De la serie "Relatos sobre una cuarentena"
No
llegó a ver el final del caos sanitario y el inicio de la nueva
normalidad anunciada a bombo y platillo. Sentada en el sofá esperaba
su momento para no chocarse con las ansias de calle de tantos
confinados como ella.
Cuando
se decidió a dar el primer paso fuera de sus cuatro paredes ya casi
había pasado el verano.
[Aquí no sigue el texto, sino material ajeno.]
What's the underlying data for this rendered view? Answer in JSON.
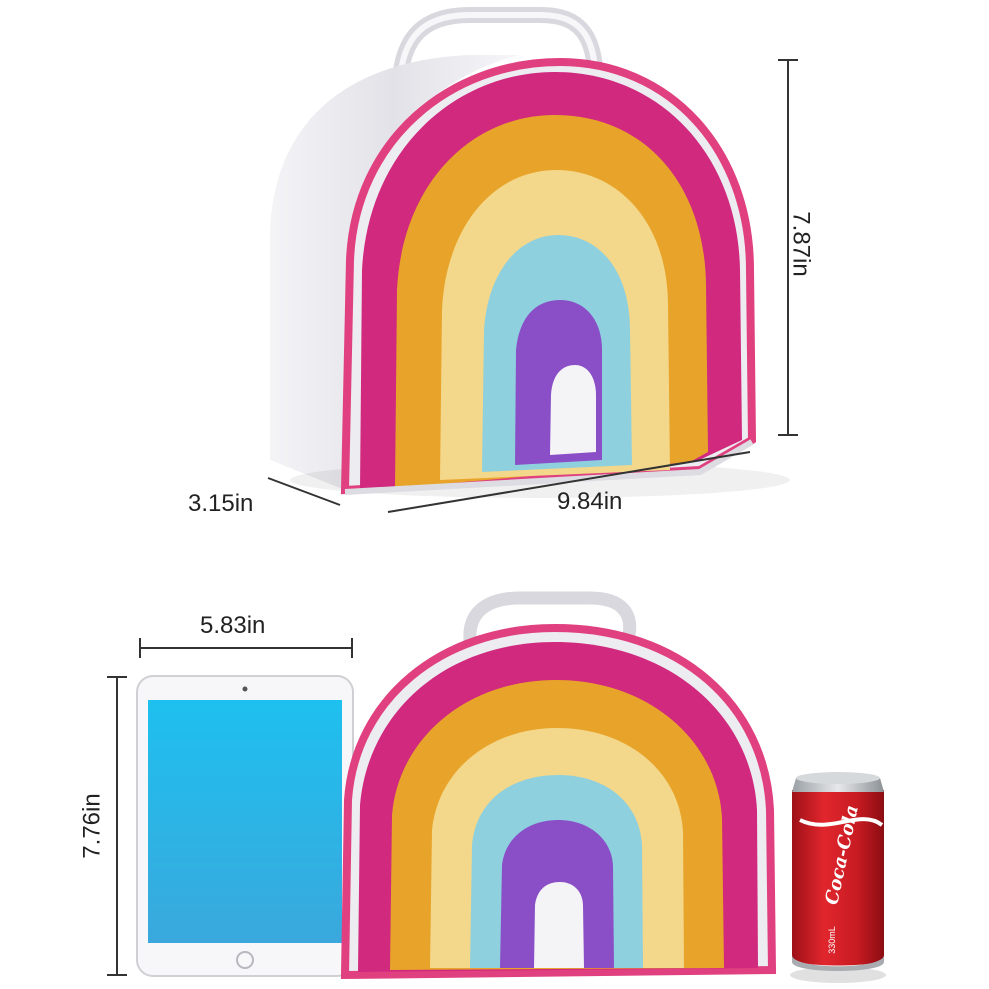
{
  "top_bag": {
    "height_label": "7.87in",
    "depth_label": "3.15in",
    "width_label": "9.84in"
  },
  "bottom_scene": {
    "tablet_width_label": "5.83in",
    "tablet_height_label": "7.76in",
    "can_brand": "Coca-Cola",
    "can_volume": "330mL"
  },
  "colors": {
    "rainbow_bands": [
      "#d0297e",
      "#e8a42a",
      "#f3d78a",
      "#8fd0df",
      "#8a4fc7"
    ],
    "bag_body": "#e9e9ee",
    "zipper_trim": "#e0407f",
    "tablet_screen": "#2fb4e4",
    "can_red": "#d41f26"
  }
}
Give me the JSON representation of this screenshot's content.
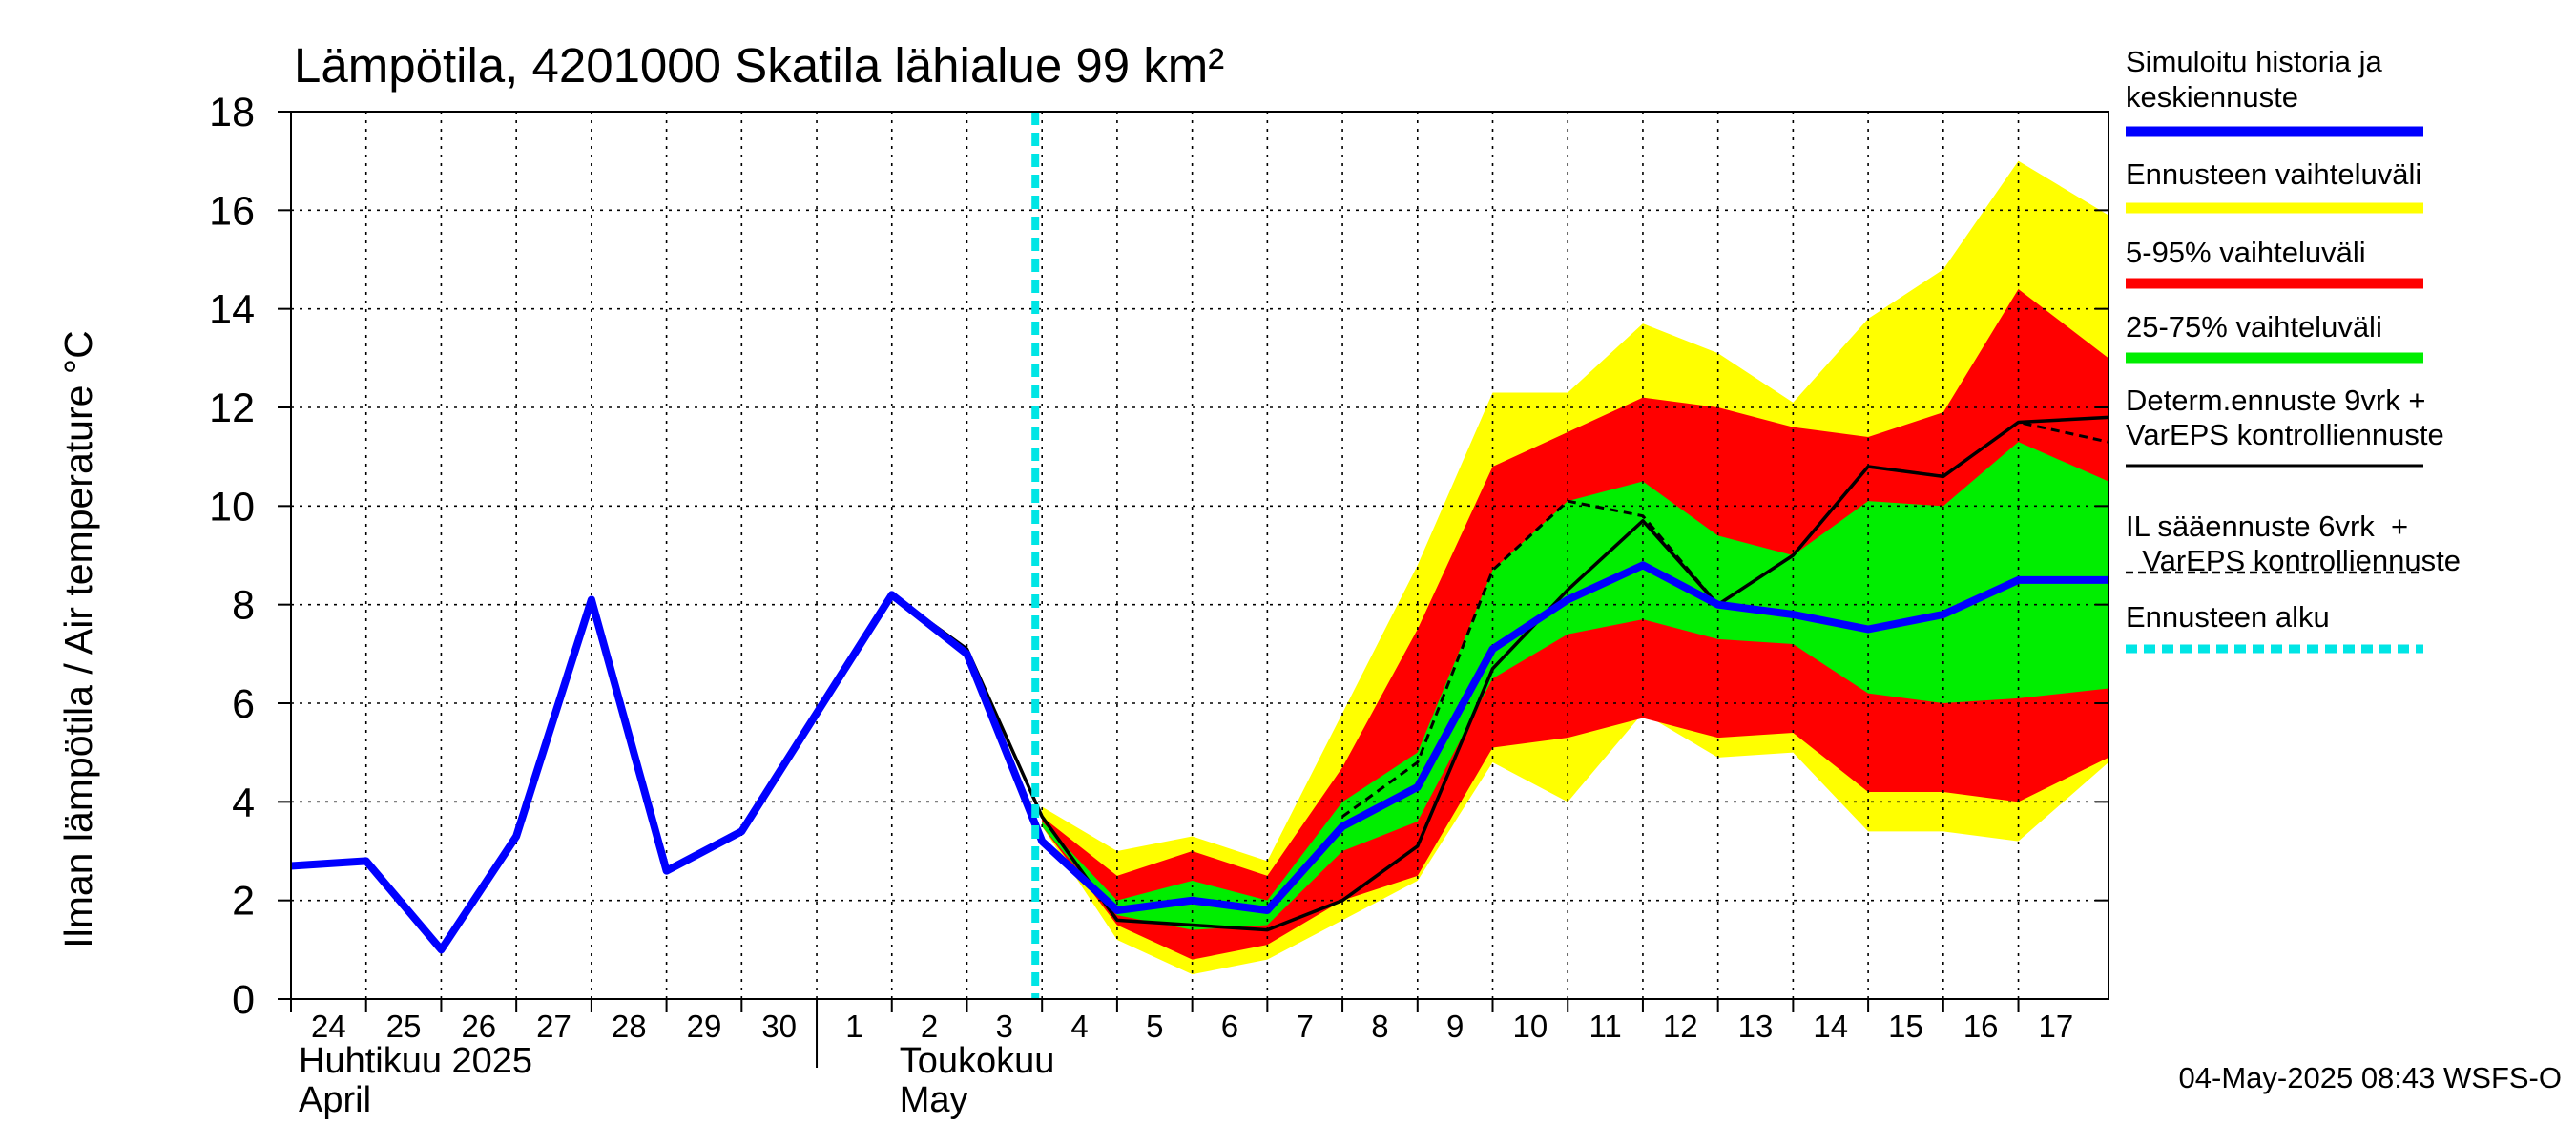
{
  "chart_data": {
    "type": "area",
    "title": "Lämpötila, 4201000 Skatila lähialue 99 km²",
    "ylabel": "Ilman lämpötila / Air temperature    °C",
    "ylim": [
      0,
      18
    ],
    "yticks": [
      "0",
      "2",
      "4",
      "6",
      "8",
      "10",
      "12",
      "14",
      "16",
      "18"
    ],
    "xlim": [
      0,
      24.2
    ],
    "day_labels": [
      "24",
      "25",
      "26",
      "27",
      "28",
      "29",
      "30",
      "1",
      "2",
      "3",
      "4",
      "5",
      "6",
      "7",
      "8",
      "9",
      "10",
      "11",
      "12",
      "13",
      "14",
      "15",
      "16",
      "17"
    ],
    "month_labels": [
      {
        "fi": "Huhtikuu  2025",
        "en": "April",
        "day_index": 0
      },
      {
        "fi": "Toukokuu",
        "en": "May",
        "day_index": 8
      }
    ],
    "forecast_start": 10,
    "grid": true,
    "legend_position": "right",
    "legend": [
      {
        "label": "Simuloitu historia ja\nkeskiennuste",
        "color": "#0000ff",
        "style": "thick"
      },
      {
        "label": "Ennusteen vaihteluväli",
        "color": "#ffff00",
        "style": "thick"
      },
      {
        "label": "5-95% vaihteluväli",
        "color": "#ff0000",
        "style": "thick"
      },
      {
        "label": "25-75% vaihteluväli",
        "color": "#00ee00",
        "style": "thick"
      },
      {
        "label": "Determ.ennuste 9vrk +\nVarEPS kontrolliennuste",
        "color": "#000000",
        "style": "thin"
      },
      {
        "label": "IL sääennuste 6vrk  +\n  VarEPS kontrolliennuste",
        "color": "#000000",
        "style": "dashed"
      },
      {
        "label": "Ennusteen alku",
        "color": "#00e5e5",
        "style": "dotted"
      }
    ],
    "colors": {
      "full_range": "#ffff00",
      "p5_95": "#ff0000",
      "p25_75": "#00ee00",
      "median": "#0000ff",
      "forecast_start": "#00e5e5"
    },
    "bands": {
      "x": [
        10,
        11,
        12,
        13,
        14,
        15,
        16,
        17,
        18,
        19,
        20,
        21,
        22,
        23,
        24.2
      ],
      "full_lower": [
        3.5,
        1.2,
        0.5,
        0.8,
        1.6,
        2.4,
        4.8,
        4.0,
        5.8,
        4.9,
        5.0,
        3.4,
        3.4,
        3.2,
        4.8
      ],
      "full_upper": [
        3.9,
        3.0,
        3.3,
        2.8,
        5.8,
        8.8,
        12.3,
        12.3,
        13.7,
        13.1,
        12.1,
        13.8,
        14.8,
        17.0,
        15.9
      ],
      "p5": [
        3.5,
        1.5,
        0.8,
        1.1,
        2.0,
        2.5,
        5.1,
        5.3,
        5.7,
        5.3,
        5.4,
        4.2,
        4.2,
        4.0,
        4.9
      ],
      "p95": [
        3.7,
        2.5,
        3.0,
        2.5,
        4.7,
        7.5,
        10.8,
        11.5,
        12.2,
        12.0,
        11.6,
        11.4,
        11.9,
        14.4,
        13.0
      ],
      "p25": [
        3.5,
        1.7,
        1.4,
        1.5,
        3.0,
        3.6,
        6.5,
        7.4,
        7.7,
        7.3,
        7.2,
        6.2,
        6.0,
        6.1,
        6.3
      ],
      "p75": [
        3.6,
        2.0,
        2.4,
        2.0,
        4.0,
        5.0,
        8.7,
        10.1,
        10.5,
        9.4,
        9.0,
        10.1,
        10.0,
        11.3,
        10.5
      ]
    },
    "series": [
      {
        "name": "Simuloitu historia ja keskiennuste",
        "x": [
          0,
          1,
          2,
          3,
          4,
          5,
          6,
          7,
          8,
          9,
          10,
          11,
          12,
          13,
          14,
          15,
          16,
          17,
          18,
          19,
          20,
          21,
          22,
          23,
          24.2
        ],
        "y": [
          2.7,
          2.8,
          1.0,
          3.3,
          8.1,
          2.6,
          3.4,
          5.8,
          8.2,
          7.0,
          3.2,
          1.8,
          2.0,
          1.8,
          3.5,
          4.3,
          7.1,
          8.1,
          8.8,
          8.0,
          7.8,
          7.5,
          7.8,
          8.5,
          8.5
        ]
      },
      {
        "name": "Determ.ennuste 9vrk + VarEPS kontrolliennuste",
        "x": [
          8,
          9,
          10,
          11,
          12,
          13,
          14,
          15,
          16,
          17,
          18,
          19,
          20,
          21,
          22,
          23,
          24.2
        ],
        "y": [
          8.2,
          7.1,
          3.7,
          1.6,
          1.5,
          1.4,
          2.0,
          3.1,
          6.7,
          8.3,
          9.7,
          8.0,
          9.0,
          10.8,
          10.6,
          11.7,
          11.8
        ]
      },
      {
        "name": "IL sääennuste 6vrk + VarEPS kontrolliennuste",
        "x": [
          14,
          15,
          16,
          17,
          18,
          19,
          20,
          21,
          22,
          23,
          24.2
        ],
        "y": [
          3.7,
          4.8,
          8.7,
          10.1,
          9.8,
          8.0,
          9.0,
          10.8,
          10.6,
          11.7,
          11.3
        ]
      }
    ]
  },
  "timestamp": "04-May-2025 08:43 WSFS-O"
}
Murió sepultada bajo toneladas de bulos,
mascarillas desechables mal colocadas, noticias falsas, guantes
protectores ensuciando playas y ríos, desmentidos de un lado y de
otro, carteles de ‘se traspasa local ruinoso’, programas
repetidos, ruedas de prensa de cartón piedra, acusaciones de
políticos de tercera regional, reuniones clandestinas y cacas de
perro no recogidas por amos enmascarados.
Al
amanecer del primer día con 0 muertos contabilizados, la
descubrieron unos chavales que volvían de un botellón clandestino.
Escondieron su cuerpo en el arcón frigorífico del chalet de los
padres de uno de ellos. Nadie la echó de menos.
Y
la vida volvió a ser vida...
Hasta
que en el puente de todos los santos, allá por noviembre, los gatos
de los chalets vecinos se colaron en el garaje, consiguieron abrir el
arcón mal cerrado, mordisquearon su cuerpo congelado y a los pocos
días aparecieron cadáveres gatunos en las aceras y jardines de la
urbanización. Las autoridades sanitarias detectaron una nueva cepa
del virus, sin corona, pero aún más peligrosa, ya que afectaba a
mascotas y humanos por igual.
Se
decretó un nuevo estado de alerta sanitaria permanente.
Y
las protectoras de animales se vieron inundadas de reclamaciones de
asilo de mascotas. Millones de perros y gatos fueron abandonados,
esparcieron el virus por todo el planeta.
Esta
vez el fin del mundo llamaba a la puerta bien fuerte. Lo de la
primavera del año 2020 apenas había sido un simulacro.